Now don't get me wrong, I'm ALL FOR a strong confident woman who believes in herself and has a healthy sense of self-worth. Hell, I don't even mind if a woman shamelessly uses her physical appearance to get ahead in life. I mean, in this male dominated society, women have it bad enough and if they've got it, then they should definitely flaunt it to get ahead—and therein lies the controversy surrounding this woman. Samantha Brick hasn't "got it" as much as she has just gone completely mental regarding her own physical appearance. It's rather like she was actually hit in the head with a brick, given some of the delusions she's manifested about herself. She even went as far to say that if she was in a room, 100% of the men in that room would be attracted to her. Personally, as a man who generally isn't attracted to women who look like Casper the Friendly Ghost fucked a giraffe and had a love child, I find her extreme vanity and her narcissistic personality highly off putting.
Hay Samantha Brick, please get over yourself.
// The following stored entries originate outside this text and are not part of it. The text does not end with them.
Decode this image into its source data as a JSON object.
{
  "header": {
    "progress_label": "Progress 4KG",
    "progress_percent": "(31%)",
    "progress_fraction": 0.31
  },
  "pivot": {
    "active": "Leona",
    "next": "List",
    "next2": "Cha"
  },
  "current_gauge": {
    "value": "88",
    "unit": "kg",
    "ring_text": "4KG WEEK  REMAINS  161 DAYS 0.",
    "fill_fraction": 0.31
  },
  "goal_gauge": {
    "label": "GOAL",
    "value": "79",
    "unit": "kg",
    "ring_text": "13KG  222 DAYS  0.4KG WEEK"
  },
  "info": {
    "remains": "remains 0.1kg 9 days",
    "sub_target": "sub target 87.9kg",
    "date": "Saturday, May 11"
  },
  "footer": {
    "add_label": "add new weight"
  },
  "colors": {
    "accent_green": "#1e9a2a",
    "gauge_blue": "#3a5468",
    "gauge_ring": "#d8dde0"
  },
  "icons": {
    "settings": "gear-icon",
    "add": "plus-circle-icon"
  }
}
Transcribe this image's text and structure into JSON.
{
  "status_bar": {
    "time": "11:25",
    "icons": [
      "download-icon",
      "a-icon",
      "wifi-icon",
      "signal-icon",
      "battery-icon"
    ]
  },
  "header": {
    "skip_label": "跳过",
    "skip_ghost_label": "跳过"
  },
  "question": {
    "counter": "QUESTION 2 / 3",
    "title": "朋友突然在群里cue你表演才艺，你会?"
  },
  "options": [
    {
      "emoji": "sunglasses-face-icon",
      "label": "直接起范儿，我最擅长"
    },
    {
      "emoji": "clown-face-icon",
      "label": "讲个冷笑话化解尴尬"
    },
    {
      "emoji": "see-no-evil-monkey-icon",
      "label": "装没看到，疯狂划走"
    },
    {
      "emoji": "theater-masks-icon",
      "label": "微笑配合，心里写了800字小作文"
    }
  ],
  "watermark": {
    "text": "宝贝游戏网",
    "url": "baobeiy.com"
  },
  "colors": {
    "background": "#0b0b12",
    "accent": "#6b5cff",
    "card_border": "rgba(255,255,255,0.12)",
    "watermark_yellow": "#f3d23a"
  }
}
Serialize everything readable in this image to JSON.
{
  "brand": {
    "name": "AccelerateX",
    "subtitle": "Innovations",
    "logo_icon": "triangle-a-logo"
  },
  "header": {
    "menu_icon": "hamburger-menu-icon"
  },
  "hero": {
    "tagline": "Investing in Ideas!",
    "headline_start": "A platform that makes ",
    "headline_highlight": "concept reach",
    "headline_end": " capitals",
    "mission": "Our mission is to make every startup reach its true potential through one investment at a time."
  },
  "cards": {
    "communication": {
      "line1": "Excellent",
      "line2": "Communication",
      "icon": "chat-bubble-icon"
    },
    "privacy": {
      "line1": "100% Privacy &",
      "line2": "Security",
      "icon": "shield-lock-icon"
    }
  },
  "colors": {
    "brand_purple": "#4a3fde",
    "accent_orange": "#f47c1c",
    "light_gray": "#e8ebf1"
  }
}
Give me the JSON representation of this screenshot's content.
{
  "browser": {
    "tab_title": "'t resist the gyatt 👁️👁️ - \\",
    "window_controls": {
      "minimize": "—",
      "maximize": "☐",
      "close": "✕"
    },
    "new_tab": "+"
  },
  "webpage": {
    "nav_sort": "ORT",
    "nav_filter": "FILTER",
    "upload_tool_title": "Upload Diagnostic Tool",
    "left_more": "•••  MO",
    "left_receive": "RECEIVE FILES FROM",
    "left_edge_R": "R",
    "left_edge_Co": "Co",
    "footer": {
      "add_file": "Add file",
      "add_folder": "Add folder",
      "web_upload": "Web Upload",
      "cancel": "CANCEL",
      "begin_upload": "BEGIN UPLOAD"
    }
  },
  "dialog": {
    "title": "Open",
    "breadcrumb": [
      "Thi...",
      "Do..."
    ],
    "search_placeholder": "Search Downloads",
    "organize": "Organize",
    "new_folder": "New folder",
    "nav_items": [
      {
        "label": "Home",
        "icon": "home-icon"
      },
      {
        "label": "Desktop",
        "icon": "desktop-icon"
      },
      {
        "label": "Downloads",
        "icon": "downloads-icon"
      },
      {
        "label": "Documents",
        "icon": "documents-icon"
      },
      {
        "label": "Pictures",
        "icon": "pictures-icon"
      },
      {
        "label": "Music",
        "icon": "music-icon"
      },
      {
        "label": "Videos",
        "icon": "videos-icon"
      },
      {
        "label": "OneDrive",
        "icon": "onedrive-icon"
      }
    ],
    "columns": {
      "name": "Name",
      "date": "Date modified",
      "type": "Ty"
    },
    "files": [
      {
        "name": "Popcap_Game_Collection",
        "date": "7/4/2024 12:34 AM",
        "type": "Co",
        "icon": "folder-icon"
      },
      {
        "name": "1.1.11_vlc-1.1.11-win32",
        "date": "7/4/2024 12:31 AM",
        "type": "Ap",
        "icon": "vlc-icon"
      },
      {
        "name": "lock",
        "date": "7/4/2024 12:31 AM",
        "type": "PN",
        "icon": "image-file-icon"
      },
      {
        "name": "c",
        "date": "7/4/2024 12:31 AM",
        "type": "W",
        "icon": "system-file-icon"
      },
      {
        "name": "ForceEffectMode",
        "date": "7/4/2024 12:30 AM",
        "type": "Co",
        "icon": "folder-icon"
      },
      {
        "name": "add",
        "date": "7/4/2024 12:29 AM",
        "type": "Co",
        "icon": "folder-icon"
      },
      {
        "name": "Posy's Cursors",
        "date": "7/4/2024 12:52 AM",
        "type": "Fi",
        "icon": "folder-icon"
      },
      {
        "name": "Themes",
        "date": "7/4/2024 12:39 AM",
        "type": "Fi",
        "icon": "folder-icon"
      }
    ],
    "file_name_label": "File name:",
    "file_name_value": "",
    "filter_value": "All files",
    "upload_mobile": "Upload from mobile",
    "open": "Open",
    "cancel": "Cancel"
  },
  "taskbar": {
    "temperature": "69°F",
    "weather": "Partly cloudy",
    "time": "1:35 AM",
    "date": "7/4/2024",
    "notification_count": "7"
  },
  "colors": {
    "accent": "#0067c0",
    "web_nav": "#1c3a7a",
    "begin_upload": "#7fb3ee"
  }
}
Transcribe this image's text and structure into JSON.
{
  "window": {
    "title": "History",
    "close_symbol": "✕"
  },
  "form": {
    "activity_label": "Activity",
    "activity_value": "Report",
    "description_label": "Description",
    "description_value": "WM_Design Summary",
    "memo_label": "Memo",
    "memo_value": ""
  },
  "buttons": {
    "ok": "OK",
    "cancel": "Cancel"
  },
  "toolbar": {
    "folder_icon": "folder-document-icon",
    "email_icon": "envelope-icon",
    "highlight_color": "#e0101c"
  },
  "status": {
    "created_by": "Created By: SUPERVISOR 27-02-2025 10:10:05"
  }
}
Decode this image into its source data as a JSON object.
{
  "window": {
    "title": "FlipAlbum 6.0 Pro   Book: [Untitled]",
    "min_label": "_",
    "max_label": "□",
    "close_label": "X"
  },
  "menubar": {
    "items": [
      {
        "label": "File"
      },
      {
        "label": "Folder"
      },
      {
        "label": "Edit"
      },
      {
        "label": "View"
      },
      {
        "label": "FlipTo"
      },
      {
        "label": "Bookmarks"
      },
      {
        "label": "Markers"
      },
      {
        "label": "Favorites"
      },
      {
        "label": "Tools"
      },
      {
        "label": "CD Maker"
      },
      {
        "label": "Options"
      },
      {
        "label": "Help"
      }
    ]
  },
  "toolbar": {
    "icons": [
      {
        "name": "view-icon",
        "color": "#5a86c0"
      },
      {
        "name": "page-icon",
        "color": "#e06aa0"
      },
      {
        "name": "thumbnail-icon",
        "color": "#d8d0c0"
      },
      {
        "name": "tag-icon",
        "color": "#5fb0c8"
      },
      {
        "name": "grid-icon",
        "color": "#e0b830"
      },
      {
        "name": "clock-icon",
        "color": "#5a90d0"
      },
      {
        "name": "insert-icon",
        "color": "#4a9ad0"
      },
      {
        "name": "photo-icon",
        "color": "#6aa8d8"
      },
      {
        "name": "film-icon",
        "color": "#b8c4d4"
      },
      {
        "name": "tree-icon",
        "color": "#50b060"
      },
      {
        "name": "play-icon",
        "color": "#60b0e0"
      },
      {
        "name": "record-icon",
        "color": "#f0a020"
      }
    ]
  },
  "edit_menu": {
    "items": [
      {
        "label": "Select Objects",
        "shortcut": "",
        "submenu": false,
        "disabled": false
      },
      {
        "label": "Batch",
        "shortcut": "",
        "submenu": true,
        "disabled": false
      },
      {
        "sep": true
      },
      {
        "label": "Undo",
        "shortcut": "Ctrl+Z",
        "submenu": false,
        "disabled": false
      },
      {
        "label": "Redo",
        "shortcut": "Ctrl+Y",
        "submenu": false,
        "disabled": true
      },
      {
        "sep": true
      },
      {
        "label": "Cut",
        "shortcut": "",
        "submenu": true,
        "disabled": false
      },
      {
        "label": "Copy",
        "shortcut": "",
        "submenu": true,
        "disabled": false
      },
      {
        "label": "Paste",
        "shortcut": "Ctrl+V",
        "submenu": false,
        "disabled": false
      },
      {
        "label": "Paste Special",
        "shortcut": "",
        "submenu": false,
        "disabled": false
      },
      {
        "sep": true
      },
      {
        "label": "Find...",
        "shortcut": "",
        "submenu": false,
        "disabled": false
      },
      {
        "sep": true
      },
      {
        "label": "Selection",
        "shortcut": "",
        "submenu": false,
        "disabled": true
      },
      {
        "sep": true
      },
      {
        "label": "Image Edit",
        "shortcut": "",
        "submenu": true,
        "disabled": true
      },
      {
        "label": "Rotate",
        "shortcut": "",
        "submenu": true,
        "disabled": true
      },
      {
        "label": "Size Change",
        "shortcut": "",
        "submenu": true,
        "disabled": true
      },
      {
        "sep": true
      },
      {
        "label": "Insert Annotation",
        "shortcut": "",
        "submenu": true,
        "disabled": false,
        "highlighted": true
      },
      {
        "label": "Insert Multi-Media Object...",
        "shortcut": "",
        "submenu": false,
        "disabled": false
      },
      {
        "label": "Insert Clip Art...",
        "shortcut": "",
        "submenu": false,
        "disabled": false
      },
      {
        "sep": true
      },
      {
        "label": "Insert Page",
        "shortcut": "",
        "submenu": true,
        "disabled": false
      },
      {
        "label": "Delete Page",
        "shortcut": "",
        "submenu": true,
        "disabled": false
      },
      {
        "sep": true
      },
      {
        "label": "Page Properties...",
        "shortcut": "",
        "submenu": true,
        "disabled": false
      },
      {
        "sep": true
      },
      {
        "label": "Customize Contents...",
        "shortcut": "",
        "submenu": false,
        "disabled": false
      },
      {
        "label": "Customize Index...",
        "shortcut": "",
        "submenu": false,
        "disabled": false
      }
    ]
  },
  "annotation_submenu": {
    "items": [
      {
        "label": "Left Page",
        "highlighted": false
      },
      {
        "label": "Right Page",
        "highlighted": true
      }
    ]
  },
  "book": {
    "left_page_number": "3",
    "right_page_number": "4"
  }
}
Surely some men certainly go for tall blonde muffin-topped women and would find Samantha Brick appealing, but seriously, to have the audacity to say ALL MEN would find her attractive borders on straight up internet trolling, which in fact is what I think she might actually be doing. It's like she's giddily staring into a funhouse mirror while exclaiming how amazing she looks, but the rest of us aren't sure if she knows the mirror doesn't reflect reality. In many ways it reminds me of all those nutters on American Idol who can't sing worth a shit, but stand there swearing up and down how amazing they are. This simply has to be some kind of a joke—but if somehow it's real then she's completely batshit crazy. If there is one thing I think we can ALL agree on though it is that batshit crazy people are fun to poke with a stick if only to watch what they'll do next. (Cue William Hung, "She bangs, she bangs!")
What I hope the world realizes from Samantha Brick's reincarnation of an 80's Pantene commercial "don't hate me because I'm beautiful" attitude, is that there is a fine line between confidence and arrogance. Admittedly, that line is a VERY thin line to tread for anyone, as opposed to the lines of coke she's probably doing, but people still need to remember that being humble is ALWAYS the best route to take. If you aren't humble than no matter how much you think you're the shit, you'll just end up eating other people's shit instead. If you don't believe me, just ask Samantha Brick, who's currently eating more shit than a person who swan dived into the hole of a porta potty with their mouth open.
There is a small part of me that feels a little sorry for this woman, but just like those who waited hours in line to publicly embarrass themselves on American Idol, she most certainly brought this global backlash and ridicule on herself. If you're going to run around shouting from the rooftops how amazingly beautiful you are then you better be prepared for those who mercilessly point out your most hideous features. In this case, Samantha Brick, it isn't your pasty ghost-like complexion, your strangely paradoxical muffin-topped yet oddly gangly figure, your slight lisp-inducing crooked teef, or your post-chemotherapy-looking scraggly hair. No, love, I'm afraid your absolute UGLIEST feature is simply your personality. Good luck with that.
Anyone else think this is just a ploy to get some free Pantene Pro-V shampoo?